Six hundred and eighty-eight antiretroviral-naive, HIV-1-infected patients were randomized in this double-blind, placebo-matched, multicenter, noninferiority study to receive a once-daily regimen of either ABC/3TC 600 mg/300 mg or TDF/FTC 300 mg/200 mg, both with lopinavir/ritonavir 800 mg/200 mg. Primary endpoints were the proportion of patients with HIV-1 RNA below 50 copies/ml at week 48 (missing = failure, switch included analysis) and the proportion of patients experiencing adverse events over 96 weeks.

RESULTS:

At week 48, 68% in the ABC/3TC group vs. 67% in the TDF/FTC group achieved an HIV-1 RNA below 50 copies/ml (intent-to-treat exposed missing = failure, 95% confidence interval on the difference -6.63 to 7.40, P = 0.913), demonstrating the noninferiority of ABC/3TC to TDF/FTC at week 48. Noninferiority of the two regimens was sustained at week 96 (60% vs. 58%, respectively, 95% confidence interval -5.41 to 9.32, P = 0.603). In addition, efficacy of both regimens was similar in patients with baseline HIV-1 RNA ≥ 100 000 copies/ml or CD4 cell counts below 50 cells/μl. Median CD4 recovery (ABC/3TC vs. TDF/FTC, cells/μl) was +250 vs. +247 by week 96. Premature study discontinuation due to adverse events occurred in 6% of patients in both groups.
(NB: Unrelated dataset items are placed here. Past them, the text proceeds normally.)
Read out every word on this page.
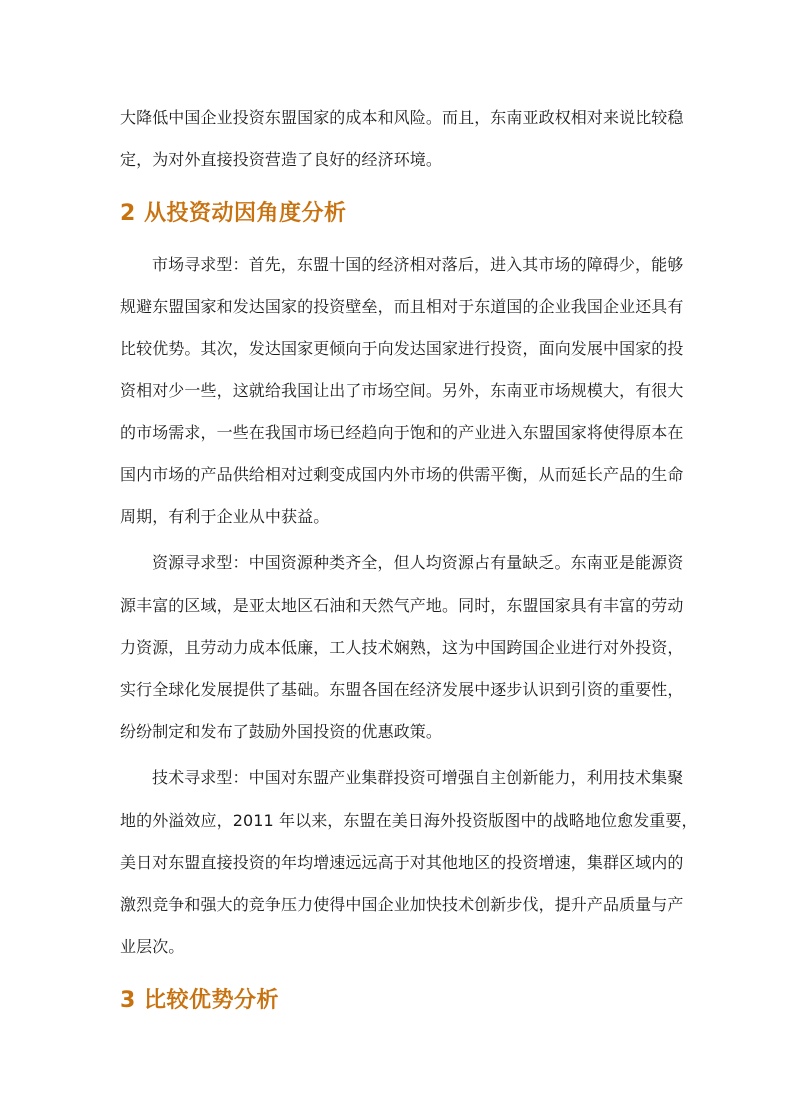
大降低中国企业投资东盟国家的成本和风险。而且，东南亚政权相对来说比较稳
定，为对外直接投资营造了良好的经济环境。
2 从投资动因角度分析
市场寻求型：首先，东盟十国的经济相对落后，进入其市场的障碍少，能够
规避东盟国家和发达国家的投资壁垒，而且相对于东道国的企业我国企业还具有
比较优势。其次，发达国家更倾向于向发达国家进行投资，面向发展中国家的投
资相对少一些，这就给我国让出了市场空间。另外，东南亚市场规模大，有很大
的市场需求，一些在我国市场已经趋向于饱和的产业进入东盟国家将使得原本在
国内市场的产品供给相对过剩变成国内外市场的供需平衡，从而延长产品的生命
周期，有利于企业从中获益。
资源寻求型：中国资源种类齐全，但人均资源占有量缺乏。东南亚是能源资
源丰富的区域，是亚太地区石油和天然气产地。同时，东盟国家具有丰富的劳动
力资源，且劳动力成本低廉，工人技术娴熟，这为中国跨国企业进行对外投资，
实行全球化发展提供了基础。东盟各国在经济发展中逐步认识到引资的重要性，
纷纷制定和发布了鼓励外国投资的优惠政策。
技术寻求型：中国对东盟产业集群投资可增强自主创新能力，利用技术集聚
地的外溢效应，2011 年以来，东盟在美日海外投资版图中的战略地位愈发重要，
美日对东盟直接投资的年均增速远远高于对其他地区的投资增速，集群区域内的
激烈竞争和强大的竞争压力使得中国企业加快技术创新步伐，提升产品质量与产
业层次。
3 比较优势分析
Protocol-defined virologic failure occurred in 14% of patients in both groups.

CONCLUSION:

Both ABC/3TC and TDF/FTC provided comparable antiviral efficacy, safety, and tolerability when each was combined with lopinavir/ritonavir in treatment-naive patients. © 2009 Wolters Kluwer Health | Lippincott Williams & Wilkins.